During my first visit to my father’s house after his death, I reviewed all the papers in his office. There were at least six file drawers, plus a two-shelf cupboard, plus two plastic boxes under a desk—all crammed full of neatly labeled folders, and all the folders were stuffed with papers.
I packed about six inches worth of the most important papers to take with me back to Kansas City—information I thought most critical for estate administration. I moved about three boxes worth of files to my sister’s house, where she could send me things if I needed them.
The rest, I decided, could wait—and I would throw out most of it, I was certain.
A couple of months later I made another visit. The purpose of this trip was to empty the house of anything the family might want, prior to an estate sale.
As part of our project, my siblings and I tackled our father’s garage. Suspended on shelves over the cars were about twenty more boxes—all crammed full. Old tax returns and brokerage statements. Pictures . . . and more pictures. And a large plastic box containing clippings and correspondence and pictures about my dad’s career—his “brag” file, as it turned out.
We should all have brag files. We should all keep mementos that bring to mind what we have accomplished in life, that help us reflect on the value we have created in this world, and that show us in the light we want to be remembered.
After we cleaned out the garage, I took over 100 pounds of paper to OfficeMax to be shredded. But the box of Dad’s work papers I moved to my sister’s house. On my next trip, I went through the box.
As I read what Dad had kept from a career that spanned from 1955 until about 2003, I found my father in ways I hadn’t known him before. I’d known of his activities, even of some of the milestones in his career. But I had not known how others viewed him, nor how he viewed himself. This file revealed some of these things about my father.
My father was a fellow in the American Nuclear Society. For people who work in the nuclear industry, that’s a big deal. I knew he’d received this honor, but seeing all the articles about him at the time brought it home to me. And I saw photos for the first time of my father with nuclear industry colleagues from countries around the world.
I also found pictures of him with his classmates at the Harvard Business School Executive MBA program he attended—something he was very proud of. He’d attained technical knowledge with his Ph.D. in Mechanical Engineering, but he relished acquiring the broader business background as well.
As he approached retirement, my father was a loaned executive from Battelle Pacific-Northwest Laboratories to what is now Heritage University in Toppenish, Washington. He built the science department at Heritage, where most of the students are first-generation college attendees from Native American and Hispanic families in the area. I learned how these students and his faculty felt about him.
None of these accomplishments relate to memories I have of my father, but they are facets of him that I am glad to have found. They enrich my understanding of the man I knew. They teach me that we are all more than even those closest to us can understand or appreciate.
I, too, have kept “brag” files. Many of my documents ended up in boxes I stashed in our basement. My husband decided several years ago he didn’t want this stuff in the house, so he moved them to a storage unit. Over the years, we ended up with about thirty boxes in that storage unit. Old tax returns and brokerage statements. Pictures . . . and more pictures. And several boxes containing files from my career.
The cost of this storage unit increased far faster than inflation. The space suffered water damage a couple years ago. My husband has another enclosed facility now where he keeps his boat; that place has shelving that could hold some extra boxes. And so it became time to deal with the contents of the old storage unit.

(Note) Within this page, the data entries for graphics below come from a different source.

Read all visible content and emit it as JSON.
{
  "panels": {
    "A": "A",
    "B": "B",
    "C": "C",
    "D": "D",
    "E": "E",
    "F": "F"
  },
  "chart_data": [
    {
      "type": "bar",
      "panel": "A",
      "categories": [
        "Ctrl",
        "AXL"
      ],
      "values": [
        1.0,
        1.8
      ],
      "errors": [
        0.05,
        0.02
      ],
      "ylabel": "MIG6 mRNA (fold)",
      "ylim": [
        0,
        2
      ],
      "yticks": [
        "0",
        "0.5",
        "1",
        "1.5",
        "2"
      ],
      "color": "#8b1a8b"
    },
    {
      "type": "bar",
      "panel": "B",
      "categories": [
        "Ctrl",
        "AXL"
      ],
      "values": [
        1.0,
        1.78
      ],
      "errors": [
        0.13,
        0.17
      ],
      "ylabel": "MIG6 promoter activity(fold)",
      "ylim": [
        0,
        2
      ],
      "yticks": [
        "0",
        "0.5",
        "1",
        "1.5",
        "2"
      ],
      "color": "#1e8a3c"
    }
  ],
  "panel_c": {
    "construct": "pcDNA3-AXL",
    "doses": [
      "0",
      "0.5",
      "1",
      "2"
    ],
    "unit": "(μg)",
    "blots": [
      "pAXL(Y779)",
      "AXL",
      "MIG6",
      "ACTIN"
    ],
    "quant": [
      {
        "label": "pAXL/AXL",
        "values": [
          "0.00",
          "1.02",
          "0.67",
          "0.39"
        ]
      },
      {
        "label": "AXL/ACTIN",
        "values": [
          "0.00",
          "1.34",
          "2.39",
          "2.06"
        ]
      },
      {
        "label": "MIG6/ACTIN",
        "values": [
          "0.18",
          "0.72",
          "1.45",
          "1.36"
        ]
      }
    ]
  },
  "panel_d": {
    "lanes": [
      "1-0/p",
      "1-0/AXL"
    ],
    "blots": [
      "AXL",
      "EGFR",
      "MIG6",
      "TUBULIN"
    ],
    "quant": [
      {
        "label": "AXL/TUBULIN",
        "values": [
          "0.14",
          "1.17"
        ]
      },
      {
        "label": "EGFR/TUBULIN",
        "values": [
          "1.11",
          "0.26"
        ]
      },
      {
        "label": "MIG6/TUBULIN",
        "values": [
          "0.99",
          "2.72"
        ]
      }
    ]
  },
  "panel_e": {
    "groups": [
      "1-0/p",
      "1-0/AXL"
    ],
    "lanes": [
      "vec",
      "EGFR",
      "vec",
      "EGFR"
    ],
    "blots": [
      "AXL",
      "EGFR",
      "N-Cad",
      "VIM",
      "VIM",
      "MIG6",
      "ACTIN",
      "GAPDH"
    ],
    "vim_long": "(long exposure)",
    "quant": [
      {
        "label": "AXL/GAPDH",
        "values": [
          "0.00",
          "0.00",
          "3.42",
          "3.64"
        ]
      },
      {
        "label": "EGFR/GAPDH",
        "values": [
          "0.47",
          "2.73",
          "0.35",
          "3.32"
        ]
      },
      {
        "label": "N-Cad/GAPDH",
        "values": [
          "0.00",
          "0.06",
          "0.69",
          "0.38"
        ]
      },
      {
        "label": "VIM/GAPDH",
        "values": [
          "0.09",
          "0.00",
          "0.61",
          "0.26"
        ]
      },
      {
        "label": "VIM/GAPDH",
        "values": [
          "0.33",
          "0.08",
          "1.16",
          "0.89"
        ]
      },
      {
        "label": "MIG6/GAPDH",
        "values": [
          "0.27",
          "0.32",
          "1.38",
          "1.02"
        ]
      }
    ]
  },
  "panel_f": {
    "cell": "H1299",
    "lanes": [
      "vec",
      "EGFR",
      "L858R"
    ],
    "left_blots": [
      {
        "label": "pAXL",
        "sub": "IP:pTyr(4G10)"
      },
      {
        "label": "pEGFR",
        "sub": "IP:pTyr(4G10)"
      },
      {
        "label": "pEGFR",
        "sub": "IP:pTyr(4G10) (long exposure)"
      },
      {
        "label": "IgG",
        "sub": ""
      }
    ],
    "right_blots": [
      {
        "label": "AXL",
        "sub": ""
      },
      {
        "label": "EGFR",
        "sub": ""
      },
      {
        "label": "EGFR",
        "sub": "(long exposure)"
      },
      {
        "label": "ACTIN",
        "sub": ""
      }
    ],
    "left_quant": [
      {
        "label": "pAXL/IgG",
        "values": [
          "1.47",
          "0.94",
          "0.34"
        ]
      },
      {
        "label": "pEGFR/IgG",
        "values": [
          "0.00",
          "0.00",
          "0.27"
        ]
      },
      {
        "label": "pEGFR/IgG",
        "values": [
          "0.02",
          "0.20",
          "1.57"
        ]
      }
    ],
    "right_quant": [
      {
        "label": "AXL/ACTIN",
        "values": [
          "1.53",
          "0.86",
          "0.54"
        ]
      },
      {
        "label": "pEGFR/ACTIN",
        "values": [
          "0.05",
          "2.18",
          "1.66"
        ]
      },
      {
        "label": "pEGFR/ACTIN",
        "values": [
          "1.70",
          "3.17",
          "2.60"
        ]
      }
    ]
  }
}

A couple of weeks ago, I screwed up my courage to examine what we had. (It took courage because I was sure there’d be spiders amongst the files.) I found that because of the water damage, most of the papers were useless. We took the bulk of the thirty boxes to an industrial shredding facility, where, for $32.50, all our records were securely destroyed. For that price, it was easier to shred everything than determine what was confidential and what was not.
In a matter of hours, a lifetime was gone, including many of my career files, which had been on the bottom of the stacks and suffered the most damage.
A lifetime, gone. And I have been mourning it. Not because this stuff was intrinsically valuable, but because the loss felt like a loss of self. The value was in what I remembered about the creation and receipt of the documents. The value was in the glimpses into myself and others which they revealed. The value was in the tangible proof that I and my work meant something to others.
I brought four of the boxes home. One has some framed pictures, a few of which may be salvageable. One has old computer stuff that couldn’t be shredded, most of which will probably go in the trash or to a local recycling facility. And two boxes contain some old work and personal correspondence, which I will review, hoping to glean a few pieces to retain.
For example, the sole remaining copies of my law review note, as well as copies of U.S. Supreme Court briefs I wrote. And the letter my sister wrote me when she was in middle school, which she signed “R___ the Great”. And other letters from my mother, who left no brag file other than the family she raised.
Yes, I’ll go through these boxes hoping to salvage at least a few reminders of my life.
So keep your brag files. Keep them safe. They probably mean something to you, and maybe they’ll mean something to your loved ones in the future.
What do you wish you had retained that got thrown out?